L’objectif du présent accord est d’assurer une continuité des dispositifs et outils déjà mis en œuvre sur l’égalité professionnelle entre les femmes et les hommes dans l’entreprise, et aussi de développer de nouvelles actions liées notamment aux évolutions professionnelles, à la lutte contre le sexisme ordinaire et les violences faites aux femmes. Il s’intègre à la politique globale de prévention des discriminations, de respect de la dignité au travail, d’égalité des chances et de gestion des ressources humaines basée sur les compétences et les résultats. Il participe de l’engagement sociétal porté par l’Entreprise grâce à un dialogue social constructif favorisant une meilleure cohésion interne.

Cet accord renforce ainsi l’engagement de l’entreprise en faveur de l’égalité professionnelle à travers des mesures concrètes et des orientations nouvelles, sur les sujets suivants :

  • La suppression des écarts de rémunération entre les femmes et les hommes [thème obligatoire]
  • Le recrutement et le déroulement des carrières
  • L’articulation entre activité professionnelle et vie personnelle et l’accompagnement de la parentalité
  • La lutte contre les stéréotypes et prévention contre les violences sexistes et sexuelles

Article 1

Objet de l’accord

Après avoir établi un état des lieux des pratiques de l’entreprise pouvant être la source d’écart de situation entre les hommes et les femmes, le présent accord vise à réduire ces écarts par la mise en œuvre d’un plan d’actions identifiées dans les pratiques de l'entreprise.

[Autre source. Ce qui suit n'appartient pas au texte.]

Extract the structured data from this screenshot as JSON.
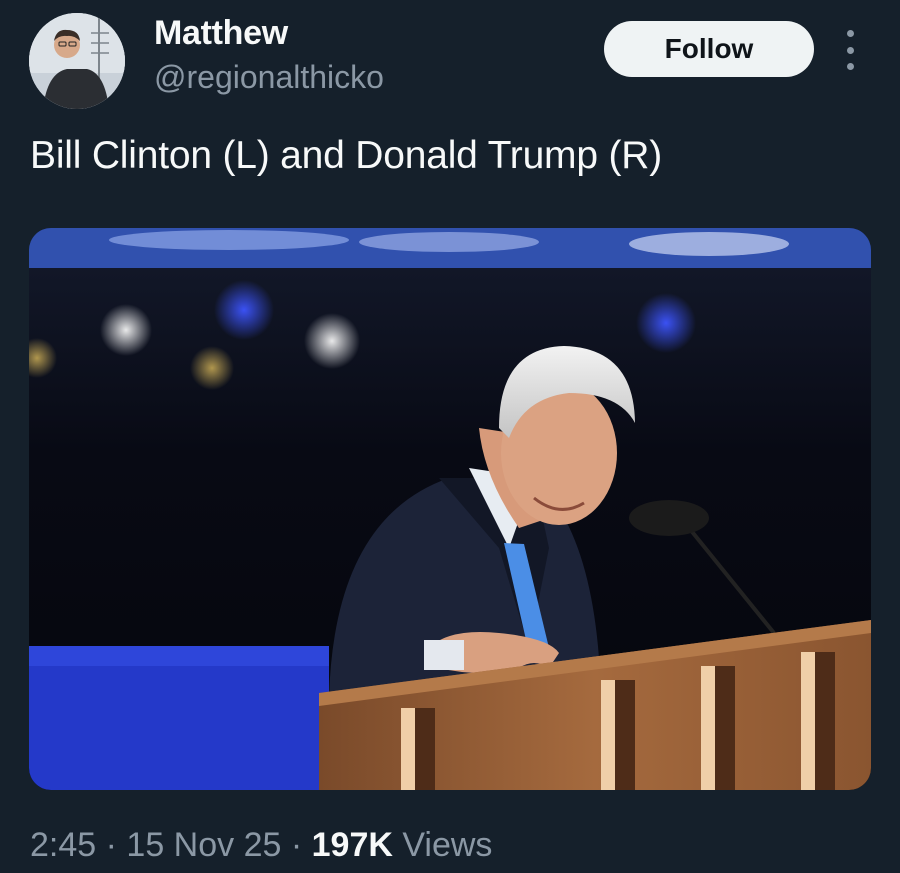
{
  "user": {
    "display_name": "Matthew",
    "handle": "@regionalthicko",
    "avatar_icon": "user-avatar"
  },
  "actions": {
    "follow_label": "Follow",
    "more_icon": "more-vertical-icon"
  },
  "tweet": {
    "text": "Bill Clinton (L) and Donald Trump (R)",
    "media_icon": "photo-image"
  },
  "meta": {
    "time": "2:45",
    "separator": " · ",
    "date": "15 Nov 25",
    "views_count": "197K",
    "views_label": " Views"
  },
  "colors": {
    "background": "#15202b",
    "primary_text": "#f7f9f9",
    "secondary_text": "#8b98a5",
    "button_bg": "#eff3f4"
  }
}
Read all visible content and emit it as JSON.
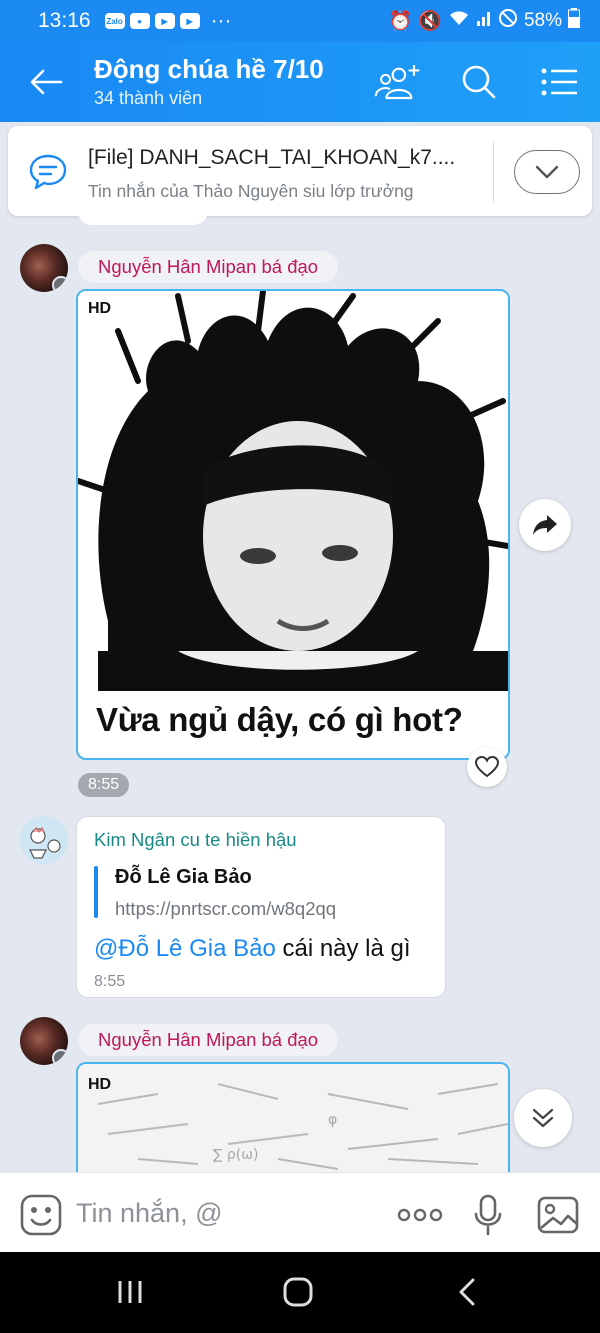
{
  "status_bar": {
    "time": "13:16",
    "apps": [
      "Zalo"
    ],
    "more": "···",
    "battery": "58%"
  },
  "header": {
    "title": "Động chúa hề 7/10",
    "subtitle": "34 thành viên"
  },
  "pinned": {
    "title": "[File] DANH_SACH_TAI_KHOAN_k7....",
    "subtitle": "Tin nhắn của Thảo Nguyên siu lớp trưởng"
  },
  "messages": [
    {
      "sender": "Nguyễn Hân Mipan bá đạo",
      "type": "image",
      "badge": "HD",
      "caption": "Vừa ngủ dậy, có gì hot?",
      "time": "8:55"
    },
    {
      "sender": "Kim Ngân cu te hiền hậu",
      "type": "text",
      "quote_name": "Đỗ Lê Gia Bảo",
      "quote_link": "https://pnrtscr.com/w8q2qq",
      "mention": "@Đỗ Lê Gia Bảo",
      "text": " cái này là gì",
      "time": "8:55"
    },
    {
      "sender": "Nguyễn Hân Mipan bá đạo",
      "type": "image",
      "badge": "HD"
    }
  ],
  "input": {
    "placeholder": "Tin nhắn, @"
  },
  "colors": {
    "header_blue": "#1b8af2",
    "sender_red": "#c0165a",
    "sender_teal": "#168a87",
    "mention_blue": "#1b8af2"
  }
}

Ainsi, au regard des éléments de diagnostic fournis et analysés ensemble dans le bilan spécifique de la situation comparée des femmes et des hommes, annexé ci-après, les parties signataires conviennent de se fixer des objectifs de progression et de mettre en place des actions concrètes dans les domaines suivants :

Améliorer l'égalité professionnelle dans le

recrutement et le déroulement de carrière divers et inclusif ;

Poursuivre les actions en faveur d’une bonne

articulation vie personnelle et professionnelle et accompagner la parentalité ;

Agir dans la durée contre les stéréotypes et prévenir toutes formes de violences sexuelles et sexistes

Garantir l'

égalité salariale femmes-hommes.

L’atteinte de ces objectifs de progression s’effectue au moyen d’actions concrètes et chiffrées, dont la nature, l’étendue et le délai de réalisation font également l’objet du présent accord. Comme toute action visant à corriger les disparités de traitement suppose une connaissance précise et factuelle des différentes situations de l'entreprise, un bilan spécifique sera réalisé chaque année, selon les méthodes du bilan annexé, afin que l’évolution puisse être analysée avec rigueur et fiabilité.


Article 2

Le recrutement et le Déroulement de Carrière


L’Entreprise constate un déséquilibre dans la mixité des emplois à 2 niveaux :
Les emplois dans les secteurs d’activité du stationnement et portuaire sont largement occupés par des hommes (à près de 90%)
Les postes cadres sont également majoritairement occupés par des hommes (70%)
  • Par ailleurs, L’Entreprise réaffirme que l’appréciation individuelle des salarié.es est fondée sur le travail accompli, sans particularisme entre les hommes et les femmes, ni d’un temps partiel, ni de la maternité ou d’un congé pour raisons familiales.
  • Il en résulte qu’une véritable politique de mixité des emplois implique que les femmes puissent avoir les mêmes parcours professionnels que les hommes, les mêmes possibilités d'évolution de carrière, et d'accès aux postes à responsabilité.
  • Les parties souhaitent donc poursuivre et accentuer les actions engagées afin de favoriser une augmentation de la part des femmes sur ces deux niveaux.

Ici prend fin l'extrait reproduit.